スティル・ライフ 池澤夏樹


 『ーーー大事なのは、山脈や、人や、染色工場や、蝉時雨などからなる外の世界ときみの中にある広い世界との間に連絡をつけること、一歩の距離をおいて並び立つ二つの世界の呼応と調和をはかることだ。たとえば、星を見るとかして。』


 この文章は星野道夫の「旅する木」の世界と似ている。
 たしか、『ーーー僕が、いまここにいるとき、アラスカの海ではクジラがゆうゆうと泳ぎ潮を吹いている。大切なのはもうひとつ世界を想像できること』というような文章だったと思う。

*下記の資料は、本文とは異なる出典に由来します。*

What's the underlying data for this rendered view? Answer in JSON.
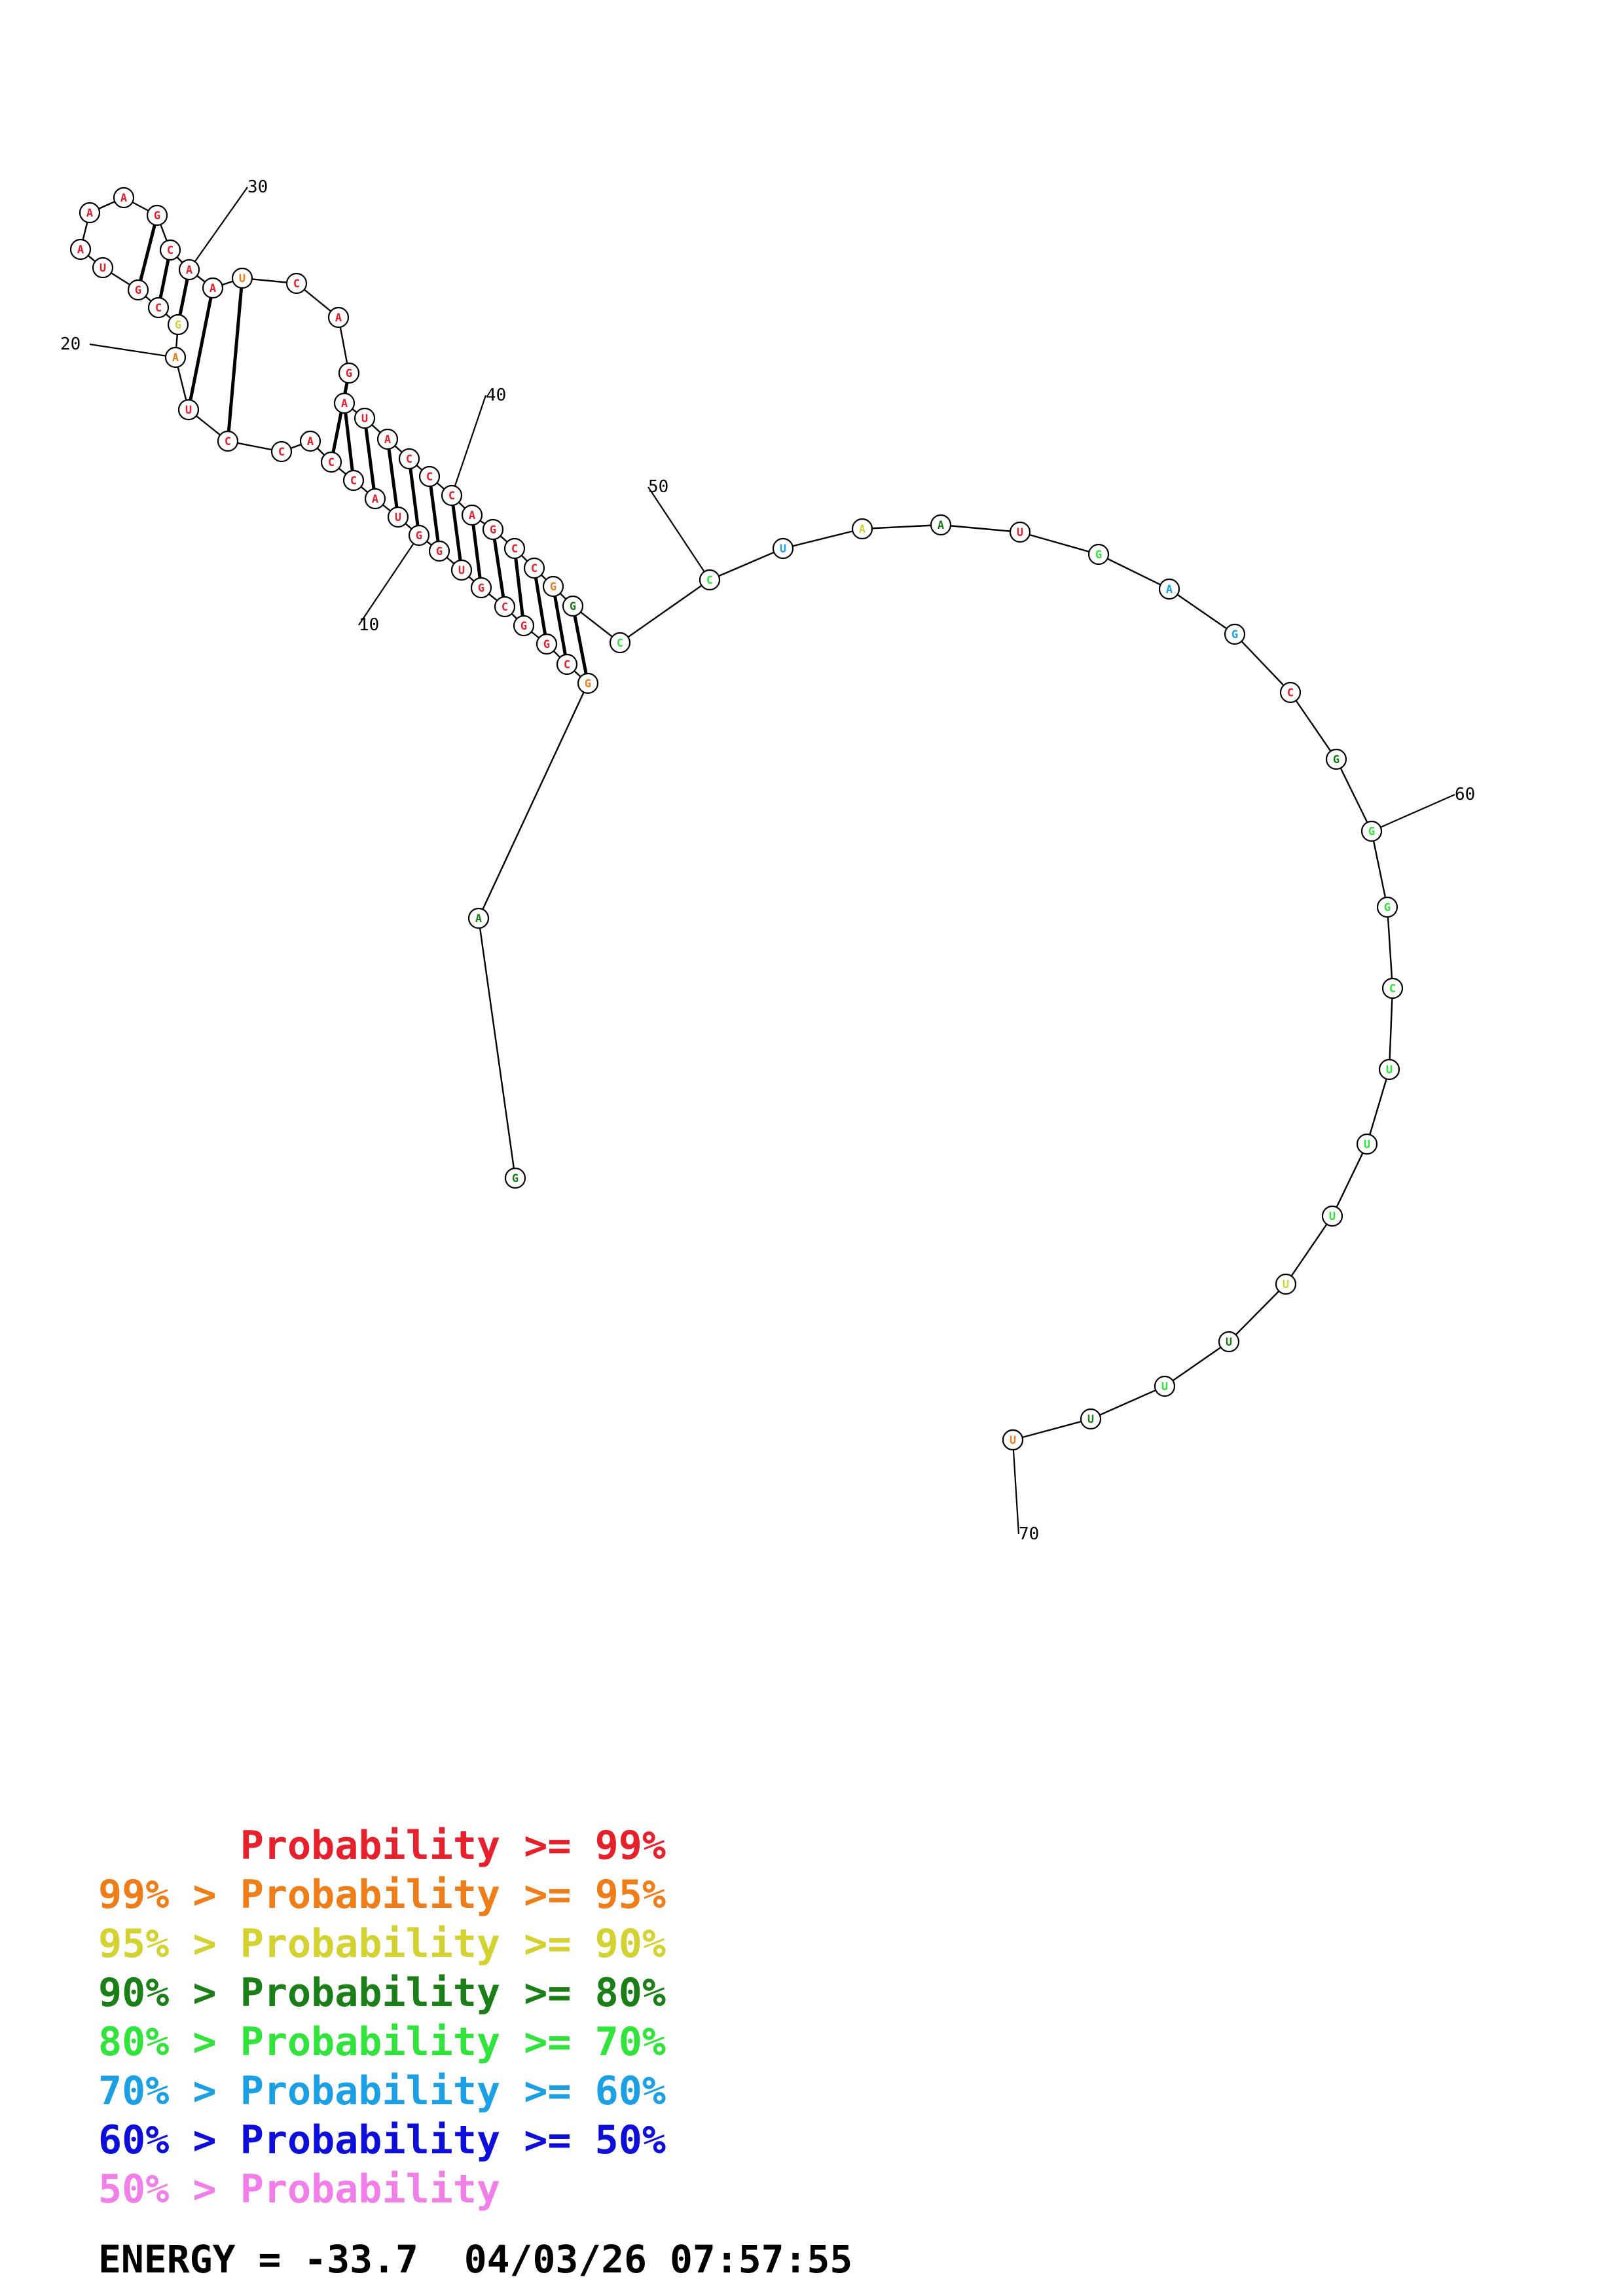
{
  "structure": {
    "sequence": [
      "G",
      "A",
      "G",
      "C",
      "G",
      "G",
      "C",
      "G",
      "U",
      "G",
      "G",
      "U",
      "A",
      "C",
      "C",
      "A",
      "C",
      "C",
      "U",
      "A",
      "G",
      "C",
      "G",
      "U",
      "A",
      "A",
      "A",
      "G",
      "C",
      "A",
      "A",
      "U",
      "C",
      "A",
      "G",
      "A",
      "U",
      "A",
      "C",
      "C",
      "C",
      "A",
      "G",
      "C",
      "C",
      "G",
      "G",
      "C",
      "C",
      "U",
      "A",
      "A",
      "U",
      "G",
      "A",
      "G",
      "C",
      "G",
      "G",
      "G",
      "C",
      "U",
      "U",
      "U",
      "U",
      "U",
      "U",
      "U",
      "U",
      "U"
    ],
    "probability_class": [
      3,
      3,
      1,
      0,
      0,
      0,
      0,
      0,
      0,
      0,
      0,
      0,
      0,
      0,
      0,
      0,
      0,
      0,
      0,
      1,
      2,
      0,
      0,
      0,
      0,
      0,
      0,
      0,
      0,
      0,
      0,
      1,
      0,
      0,
      0,
      0,
      0,
      0,
      0,
      0,
      0,
      0,
      0,
      0,
      0,
      1,
      3,
      4,
      4,
      5,
      2,
      3,
      0,
      4,
      5,
      5,
      0,
      3,
      4,
      4,
      4,
      4,
      4,
      4,
      2,
      3,
      4,
      3,
      2,
      1
    ],
    "base_pairs": [
      [
        3,
        47
      ],
      [
        4,
        46
      ],
      [
        5,
        45
      ],
      [
        6,
        44
      ],
      [
        7,
        43
      ],
      [
        8,
        42
      ],
      [
        9,
        41
      ],
      [
        10,
        40
      ],
      [
        11,
        39
      ],
      [
        12,
        38
      ],
      [
        13,
        37
      ],
      [
        14,
        36
      ],
      [
        15,
        35
      ],
      [
        18,
        32
      ],
      [
        19,
        31
      ],
      [
        21,
        30
      ],
      [
        22,
        29
      ],
      [
        23,
        28
      ]
    ],
    "index_labels": [
      "10",
      "20",
      "30",
      "40",
      "50",
      "60",
      "70"
    ]
  },
  "colors": {
    "classes": [
      "#e8202b",
      "#ef7d18",
      "#d3d231",
      "#1a7f17",
      "#30e43b",
      "#1ba0e6",
      "#0d0ddc",
      "#f27ee9"
    ],
    "backbone": "#000000",
    "node_outline": "#000000"
  },
  "legend": {
    "lines": [
      "      Probability >= 99%",
      "99% > Probability >= 95%",
      "95% > Probability >= 90%",
      "90% > Probability >= 80%",
      "80% > Probability >= 70%",
      "70% > Probability >= 60%",
      "60% > Probability >= 50%",
      "50% > Probability"
    ],
    "energy_text": "ENERGY = -33.7  04/03/26 07:57:55"
  }
}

 想像のかけらもないような生活をしていると、なんだか落ち着かなくて妙に侘しくなった。心を浮遊させる時間が必要なんだよね。もうひとつの世界と連絡をつけて、ふわっとやさしい気持ちになれるのは幸せなことだ。人に焦がれるように山に情熱を傾けた日々が懐かしい。


 学期が終わり書類を片付けていたら、アンナプルナ内院のトレッキングの報告が出てきた。トレッキングで出会ったアメリカの女性が送ってくれたものだ。再読して、来春にまたネパールに行ってみようかと心が動いた。